Degustation menus are spreading all over the restaurant landscape and not everyone likes it. Writing in this newspaper, Al Brown, whose views on food demand respect, described it as the Devastation Movement.
One of his criticisms of what he described as "multiple courses of small artful creations" was that few New Zealand chefs who attempt this approach have the skill to pull it off. He also disliked the interruption to the social nature of dining inflicted by elaborate explanations of the food.
Online comments on "tasting menus" raise the issue of what exactly constitutes a course in, say, an eight-course offering and doubt that the elements add up to a satisfying or value for money meal.
If you want to book a table at Cocoro, however, you have no option. They don't accept reservations if you are having their tapas plates.
But the degustation option can be pretty painless. We found Cocoro a particularly stress-free environment with its low level of noise, soothing minimalist decor and service that, apart from stopping to describe each dish, was self-effacing and efficient.
No hard decisions about what to eat, just dishes turning up in a well-timed flow and building cleverly so that early doubts about whether you are going to get enough are banished by the end of the meal.
The first course is a hint of what is to come: New Zealand ingredients treated with Japanese finesse and precision. A single warm oyster arrives, perfectly presented - as are all the courses - bathed in a soy sauce with ginger and garlic, complementing the shellfish.
The next course was a selection of appetisers including crab and blue and yellow fin sashimi, revealed from within a hinged black box and partnered by Cocoro's own wasabi, a far cry from the version in your $2 sushi shop.
This was nearer the approach seen in the documentary Jiro Dreams of Sushi. But the other courses expanded the repertoire beyond the obsessive Jiro. We delighted in the whitebait Chawanmushi, in which the fish fry lurked in one of those delicate Japanese egg custards sitting in ichiban-dashi seaweed stock. Truly delicious.
The agria potato cakes were a pleasing surprise and the angus beef fillet, charcoal-finished and full of flavour, would have satisfied any Kiwi barbecue fan. In all honesty, some of the touches passed me by and I cannot pretend to have detected the Maori herb salt or the scent on the lonely edamame beans.
The treatment of the steamed snapper did not appeal but when you have eight courses some are bound to cater less to one's personal taste than others.

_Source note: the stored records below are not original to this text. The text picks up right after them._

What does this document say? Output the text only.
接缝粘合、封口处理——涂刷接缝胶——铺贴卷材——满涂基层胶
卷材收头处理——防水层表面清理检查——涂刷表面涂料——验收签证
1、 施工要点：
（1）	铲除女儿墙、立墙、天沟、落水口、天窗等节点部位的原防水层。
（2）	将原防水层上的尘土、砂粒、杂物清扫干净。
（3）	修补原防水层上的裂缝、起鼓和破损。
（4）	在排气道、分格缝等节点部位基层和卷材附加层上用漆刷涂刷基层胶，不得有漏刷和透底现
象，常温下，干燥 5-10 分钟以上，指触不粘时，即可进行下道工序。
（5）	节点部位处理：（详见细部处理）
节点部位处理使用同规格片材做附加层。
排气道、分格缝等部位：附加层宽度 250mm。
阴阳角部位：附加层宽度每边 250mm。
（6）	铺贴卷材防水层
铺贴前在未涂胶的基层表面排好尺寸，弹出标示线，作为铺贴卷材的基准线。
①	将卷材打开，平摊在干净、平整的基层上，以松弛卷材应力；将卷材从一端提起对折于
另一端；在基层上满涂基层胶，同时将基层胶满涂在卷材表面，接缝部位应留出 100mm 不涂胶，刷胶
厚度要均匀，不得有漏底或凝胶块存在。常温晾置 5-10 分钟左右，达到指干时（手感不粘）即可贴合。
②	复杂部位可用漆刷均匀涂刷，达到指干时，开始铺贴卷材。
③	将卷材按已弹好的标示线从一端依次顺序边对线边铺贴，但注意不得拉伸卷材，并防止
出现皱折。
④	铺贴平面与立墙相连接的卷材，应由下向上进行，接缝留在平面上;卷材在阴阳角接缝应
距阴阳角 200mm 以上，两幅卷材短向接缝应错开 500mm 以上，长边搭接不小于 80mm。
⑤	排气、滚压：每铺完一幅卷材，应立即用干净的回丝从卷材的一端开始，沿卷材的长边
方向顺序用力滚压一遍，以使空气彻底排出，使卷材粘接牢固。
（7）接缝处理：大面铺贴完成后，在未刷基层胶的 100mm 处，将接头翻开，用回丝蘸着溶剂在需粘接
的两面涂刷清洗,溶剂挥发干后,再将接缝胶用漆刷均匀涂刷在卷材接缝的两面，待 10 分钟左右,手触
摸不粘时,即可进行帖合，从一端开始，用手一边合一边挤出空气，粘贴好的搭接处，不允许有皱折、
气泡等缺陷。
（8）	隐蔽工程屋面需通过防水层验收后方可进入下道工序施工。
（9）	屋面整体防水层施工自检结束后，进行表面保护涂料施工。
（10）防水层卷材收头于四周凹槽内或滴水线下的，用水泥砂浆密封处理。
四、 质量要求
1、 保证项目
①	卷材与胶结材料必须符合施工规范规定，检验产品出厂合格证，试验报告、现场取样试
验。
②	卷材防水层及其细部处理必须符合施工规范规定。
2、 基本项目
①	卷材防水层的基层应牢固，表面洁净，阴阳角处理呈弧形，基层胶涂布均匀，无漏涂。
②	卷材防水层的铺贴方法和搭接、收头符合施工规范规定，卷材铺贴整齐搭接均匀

We omitted the optional extra course, farm-raised blue fin tuna finger roll sushi, on the grounds we were quite full and the betsubara dessert just completed the deal. This was green tea and mint icecream, accompanied by a visually attractive display of chocolate cake and fruit and matched with a chocolate dipping sauce fragrantly flavoured with cinnamon and ginger.
I can't vouch for how the tapas customers enjoyed themselves but everyone seemed as content and relaxed as we were after an experience which catered to the subtler side of appetite without neglecting the coarse brute within who just needs feeding.
Rating out of 10
Our meal: $236 for two degustation menus and a bottle of wine.
Wine list: A particularly good wine list, with some by the glass, and a range of sake.
Verdict: Cool style, sophistication and casual combined in a classy act.